AMADEUS: vida y muerte de un genio

Me hizo gracia que en el artículo de la revista Fotogramas del que partió esta reseña de críticas de las pelis de 1984 (ver crítica) mencionaran que lo más seguro que muchos vieran esta película gracias a un profesor de música. ¡Y así fue en mi caso! Menos mal que ahora tuve la excusa perfecta para verla y disfrutarla como se merece. Una excelente película ganadora de 8 Oscars de Hollywood, incluyendo Mejor Película, Mejor Director (Milos Forman), Mejor Actor (F. Murray Abraham) y Mejor Guión Adaptado. En este sentido Peter Shaffer adaptó (y ganó) su propia obra teatral, basada en la vida de Wolfgang Amadeus Mozart vista a través de los ojos de Salieri, un compositor rival.
Sinopsis: Antonio Salieri, ya anciano, intenta sucidiarse y ello provoca su inernamiento en un psiquiátrico donde le visita un sacerdote al que confiesa que fue él quien mató a Mozart. Comienza así la narración de la

Tom Hulce, genial Mozart
vida del músico. Nacido en 1756, la infancia de Mozart vivió marcada por la fama, ya que siendo muy pequeño comenzó a componer óperas y sinfonías. Su padre viajaba con él mostrando su talento a reyes y emperadores, pero ya en la edad adulta, no obstante, esa “moda Mozart” ha pasado y el jóven Amadeus tiene que abrirse paso dentro de la corte, plagada de gente envidiosa y que no ven con muy buenos ojos las ideas visionarias del músico. Así, la vida de Mozart irá social y económicamente de mal en peor (con Salieri entrando y saliendo de su vida, conspirando para que nunca llegue a triunfar) y la visita de un encapuchado que le encarga la composición de un Réquiem hacen temer a Amadeus que sea la propia Muerte que le ha pedido que escriba la música para su propio funeral (siendo en realidad el encapuchado el propio Salieri). Y tanto es así, que no llegaría a terminar la obra, pues murió en la más extrema pobreza a la edad de 35 años.

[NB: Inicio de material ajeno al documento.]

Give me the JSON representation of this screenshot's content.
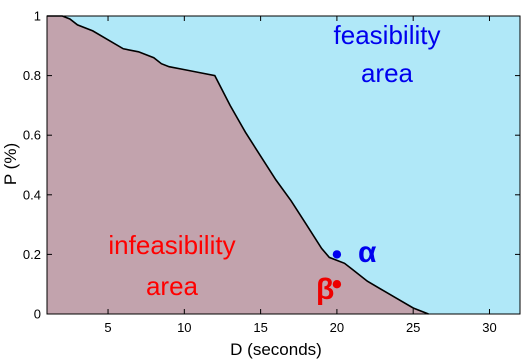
{
  "chart_data": {
    "type": "area",
    "xlabel": "D (seconds)",
    "ylabel": "P (%)",
    "xlim": [
      1,
      32
    ],
    "ylim": [
      0,
      1
    ],
    "xticks": [
      5,
      10,
      15,
      20,
      25,
      30
    ],
    "yticks": [
      0,
      0.2,
      0.4,
      0.6,
      0.8,
      1
    ],
    "ytick_labels": [
      "0",
      "0.2",
      "0.4",
      "0.6",
      "0.8",
      "1"
    ],
    "grid": false,
    "boundary": {
      "x": [
        2.0,
        2.5,
        3.0,
        4.0,
        5.0,
        6.0,
        7.0,
        8.0,
        8.5,
        9.0,
        10.0,
        11.0,
        12.0,
        13.0,
        14.0,
        15.0,
        16.0,
        17.0,
        18.0,
        19.0,
        19.5,
        20.5,
        21.0,
        22.0,
        23.0,
        24.0,
        25.0,
        26.0
      ],
      "y": [
        1.0,
        0.99,
        0.97,
        0.95,
        0.92,
        0.89,
        0.88,
        0.86,
        0.84,
        0.83,
        0.82,
        0.81,
        0.8,
        0.7,
        0.61,
        0.53,
        0.45,
        0.38,
        0.3,
        0.22,
        0.19,
        0.17,
        0.15,
        0.11,
        0.08,
        0.05,
        0.02,
        0.0
      ]
    },
    "regions": {
      "infeasibility": {
        "label_lines": [
          "infeasibility",
          "area"
        ],
        "color": "#c2a3ad",
        "text_color": "#ff0000"
      },
      "feasibility": {
        "label_lines": [
          "feasibility",
          "area"
        ],
        "color": "#b0e8f8",
        "text_color": "#0000ee"
      }
    },
    "points": [
      {
        "label": "α",
        "x": 20,
        "y": 0.2,
        "color": "#0000ee"
      },
      {
        "label": "β",
        "x": 20,
        "y": 0.1,
        "color": "#ee0000"
      }
    ]
  }
}
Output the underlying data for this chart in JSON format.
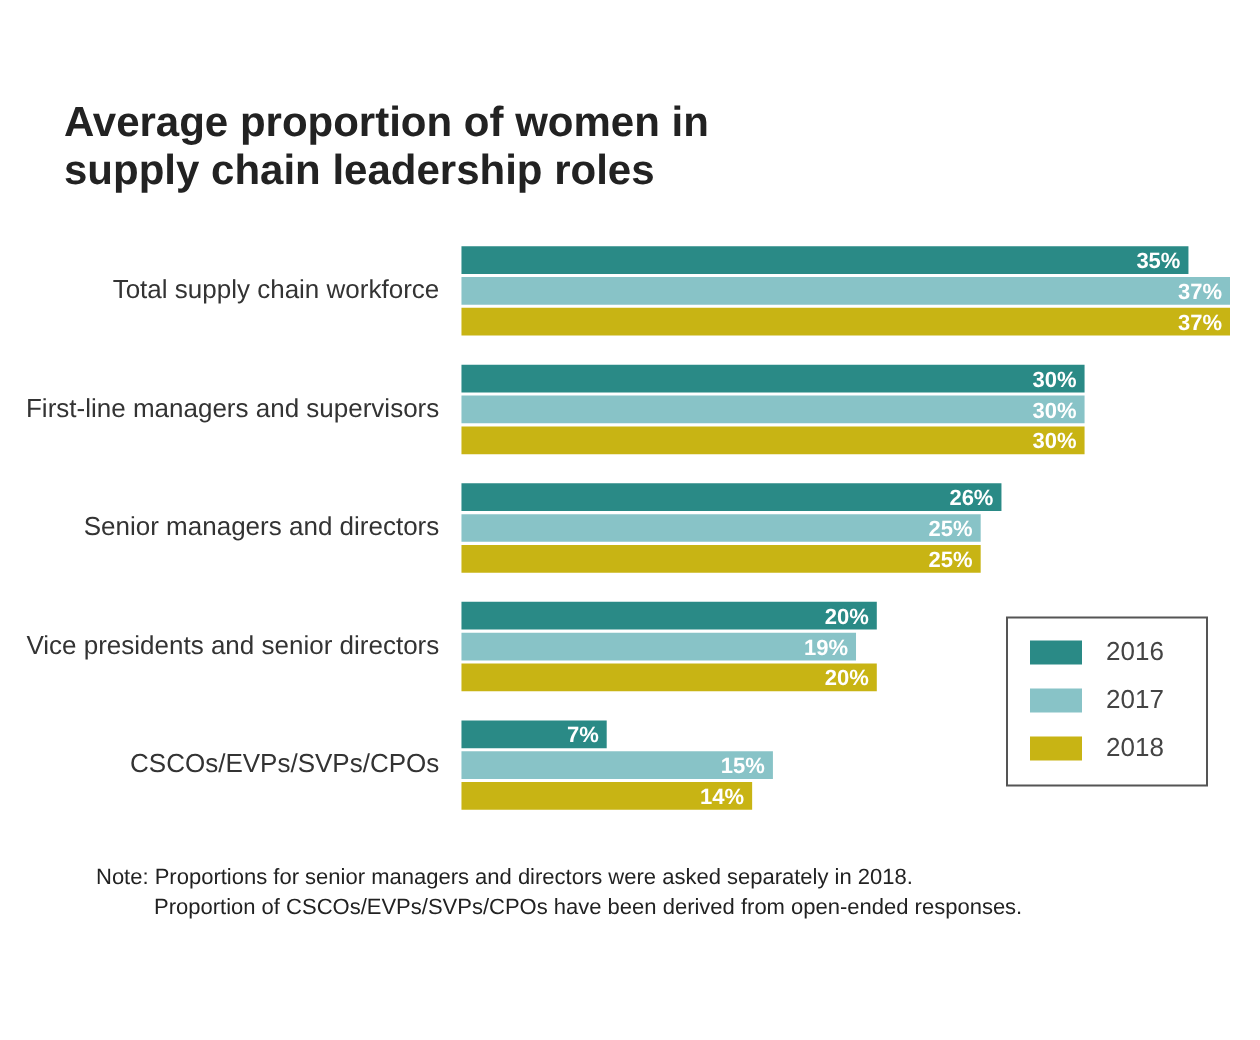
{
  "chart_data": {
    "type": "bar",
    "orientation": "horizontal",
    "title": "Average proportion of women in supply chain leadership roles",
    "categories": [
      "Total supply chain workforce",
      "First-line managers and supervisors",
      "Senior managers and directors",
      "Vice presidents and senior directors",
      "CSCOs/EVPs/SVPs/CPOs"
    ],
    "series": [
      {
        "name": "2016",
        "color": "#2a8a86",
        "values": [
          35,
          30,
          26,
          20,
          7
        ],
        "value_labels": [
          "35%",
          "30%",
          "26%",
          "20%",
          "7%"
        ]
      },
      {
        "name": "2017",
        "color": "#88c3c7",
        "values": [
          37,
          30,
          25,
          19,
          15
        ],
        "value_labels": [
          "37%",
          "30%",
          "25%",
          "19%",
          "15%"
        ]
      },
      {
        "name": "2018",
        "color": "#c8b414",
        "values": [
          37,
          30,
          25,
          20,
          14
        ],
        "value_labels": [
          "37%",
          "30%",
          "25%",
          "20%",
          "14%"
        ]
      }
    ],
    "legend": "bottom right",
    "annotations": [
      "Note: Proportions for senior managers and directors were asked separately in 2018.",
      "Proportion of CSCOs/EVPs/SVPs/CPOs have been derived from open-ended responses."
    ]
  }
}
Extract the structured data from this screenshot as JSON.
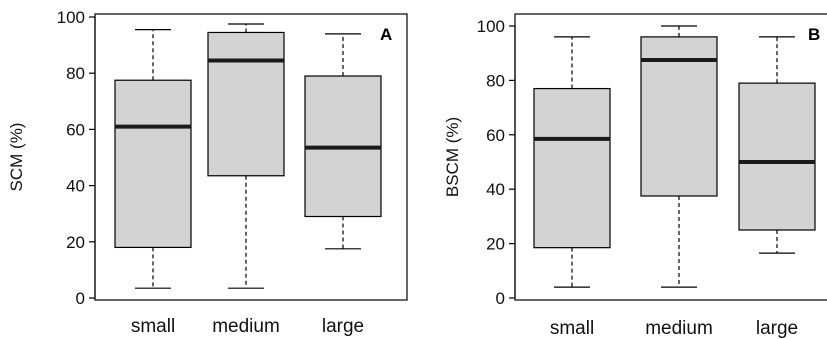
{
  "chart_data": [
    {
      "type": "boxplot",
      "panel_label": "A",
      "ylabel": "SCM (%)",
      "xlabel": "",
      "ylim": [
        0,
        100
      ],
      "yticks": [
        "0",
        "20",
        "40",
        "60",
        "80",
        "100"
      ],
      "categories": [
        "small",
        "medium",
        "large"
      ],
      "boxes": [
        {
          "category": "small",
          "min": 3.5,
          "q1": 18,
          "median": 61,
          "q3": 77.5,
          "max": 95.5
        },
        {
          "category": "medium",
          "min": 3.5,
          "q1": 43.5,
          "median": 84.5,
          "q3": 94.5,
          "max": 97.5
        },
        {
          "category": "large",
          "min": 17.5,
          "q1": 29,
          "median": 53.5,
          "q3": 79,
          "max": 94
        }
      ]
    },
    {
      "type": "boxplot",
      "panel_label": "B",
      "ylabel": "BSCM (%)",
      "xlabel": "",
      "ylim": [
        0,
        100
      ],
      "yticks": [
        "0",
        "20",
        "40",
        "60",
        "80",
        "100"
      ],
      "categories": [
        "small",
        "medium",
        "large"
      ],
      "boxes": [
        {
          "category": "small",
          "min": 4,
          "q1": 18.5,
          "median": 58.5,
          "q3": 77,
          "max": 96
        },
        {
          "category": "medium",
          "min": 4,
          "q1": 37.5,
          "median": 87.5,
          "q3": 96,
          "max": 100
        },
        {
          "category": "large",
          "min": 16.5,
          "q1": 25,
          "median": 50,
          "q3": 79,
          "max": 96
        }
      ]
    }
  ],
  "colors": {
    "box_fill": "#d3d3d3",
    "median": "#1a1a1a",
    "lines": "#000000"
  }
}
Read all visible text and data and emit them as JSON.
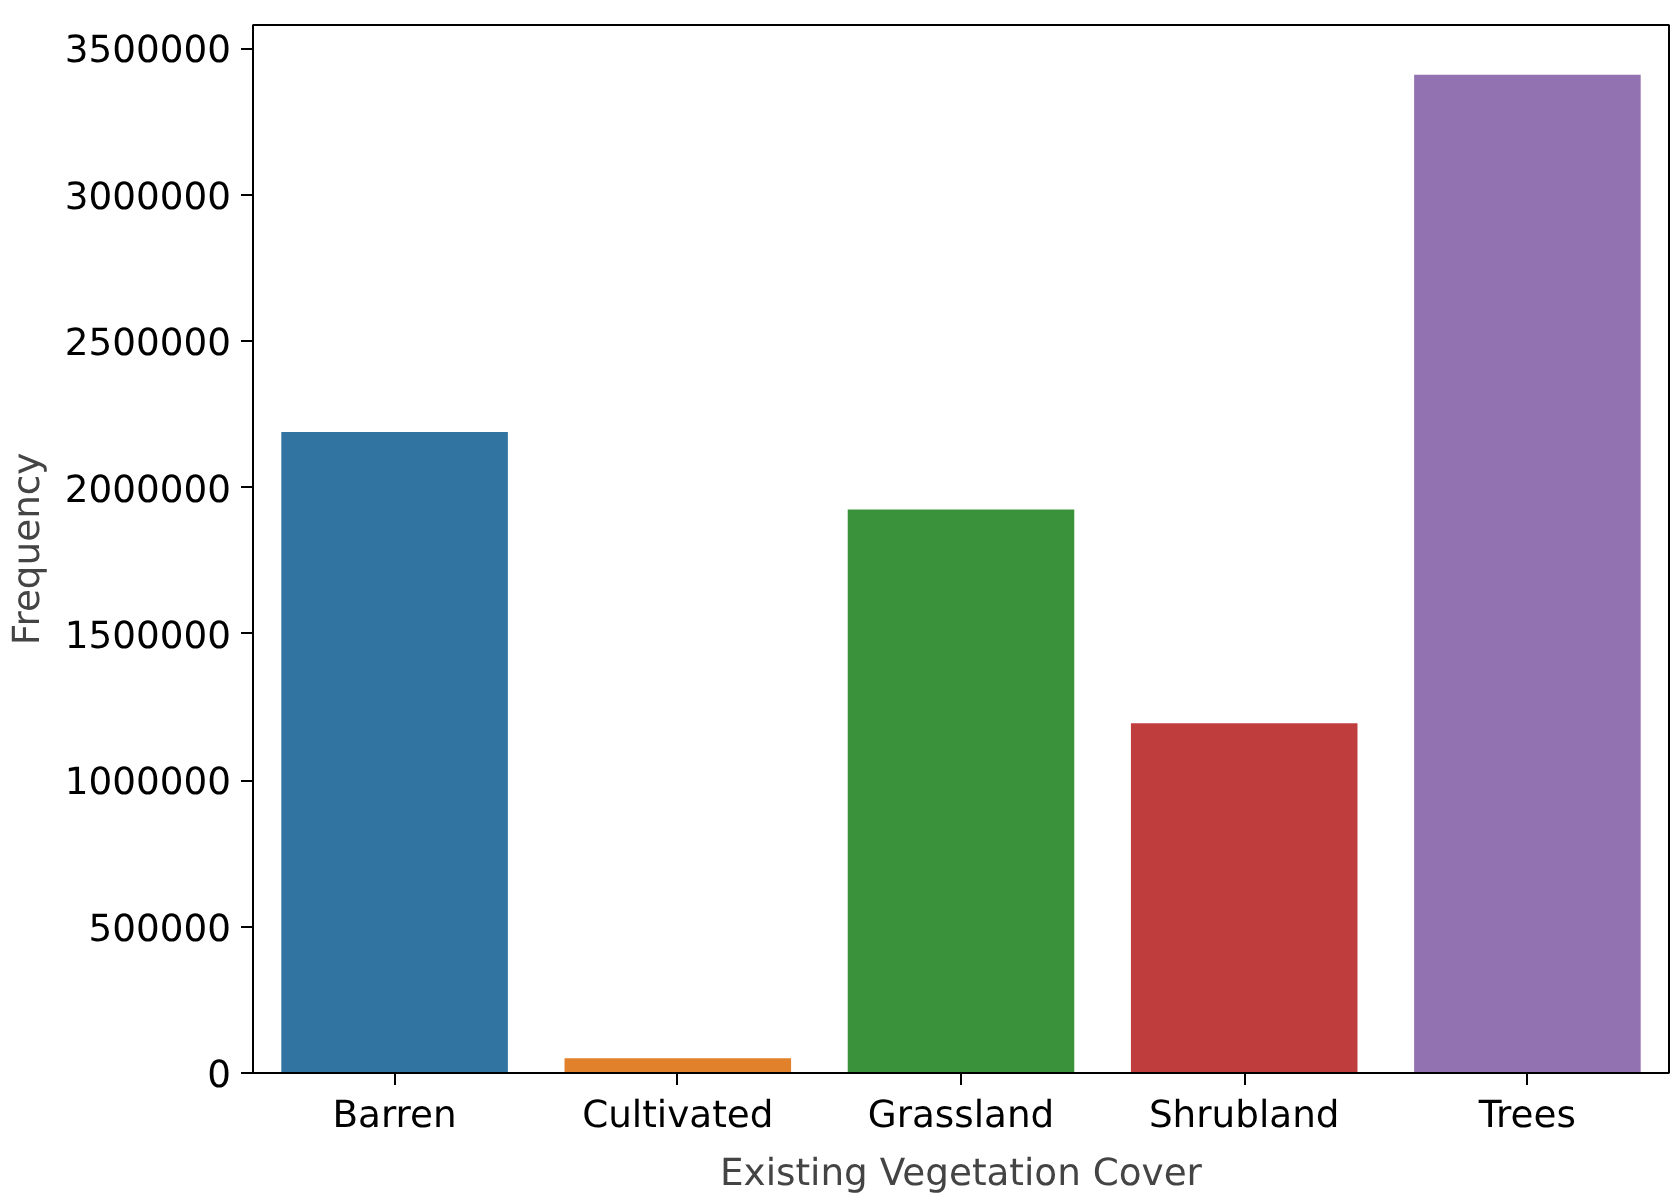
{
  "chart_data": {
    "type": "bar",
    "xlabel": "Existing Vegetation Cover",
    "ylabel": "Frequency",
    "categories": [
      "Barren",
      "Cultivated",
      "Grassland",
      "Shrubland",
      "Trees"
    ],
    "values": [
      2190000,
      50000,
      1925000,
      1195000,
      3410000
    ],
    "colors": [
      "#3274a1",
      "#e1812c",
      "#3a923a",
      "#c03d3e",
      "#9372b2"
    ],
    "ylim": [
      0,
      3580000
    ],
    "yticks": [
      0,
      500000,
      1000000,
      1500000,
      2000000,
      2500000,
      3000000,
      3500000
    ],
    "grid": false
  }
}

Crítica: muy buena película (no apta, por cierto, para ponerla en un colegio con jóvenes de 15 años). Magistral Tom Hulce, que interpreta a un Mozart de carcajada infantil y descarada), al que su propio compañero de reparto le robó el premio como Mejor Actor… y nunca volvió a hacer nada destacable. Muy acertada toda la idea que prima en la película de la religión y ese duelo entre Mozart (Dios) y Salieri (Diablo), con la música celestial que compuso Amadeus ayudando al juego. Tiene partes magistrales donde Salieri ve como actos divinos sucesos que marcan su vida hasta que conocer a Mozart le hace renegar de Dios y arrojar un crucifijo a la chimenea. Por lo demás, todos los aspectos ténicos
(vestuario, maquillaje, arte) también están muy bien reflejados y también obtuvieron su premio. Es una de esas películas que hay que ver, cuanto menos, una vez.
Curiosidades: la historia parte de un mito, que cumple perfectamente su labor en la película como fantasía de la vida y sobre todo muerte de Mozart, pero que no es del todo cierto. Salieri apenas tuvo contacto con el músico y él sí era un compositor respetado por la nobleza y el emperador, así que es más probable que fuese Amadeus quien tuviese celos de él y no a la inversa. El encapuchado en cuestión que visitó a Mozart y le encargó el Réquiem parece que fue en realidad un conde. Sí es cierto, según el testimonio de dos enfermeras, que Salieri gritaba en ocasiones que él había sido el asesino de Mozart. En cualquier caso, nunca se podrá demostrar si realmente le envenenaron o murió de fiebre aguda (como se dictaminó), pues es cierto que por su estrechez económica, su mujer enterró a Mozart en un nicho común que nunca se ha llegado a encontrar.
Frases: en el monólogo final, F. Murray Abraham dice que Dios mató a Mozart y le dejó a él vivo para ver como su música se extinguía en el recuerdo mientras la de Mozart se hacía inmortal. Le dice al sacerdote: “Yo hablaré en su favor, padre. Hablaré en nombre de todos los mediocres de la Tierra. Yo soy el más mediocre de todos… su Santo Patrón”.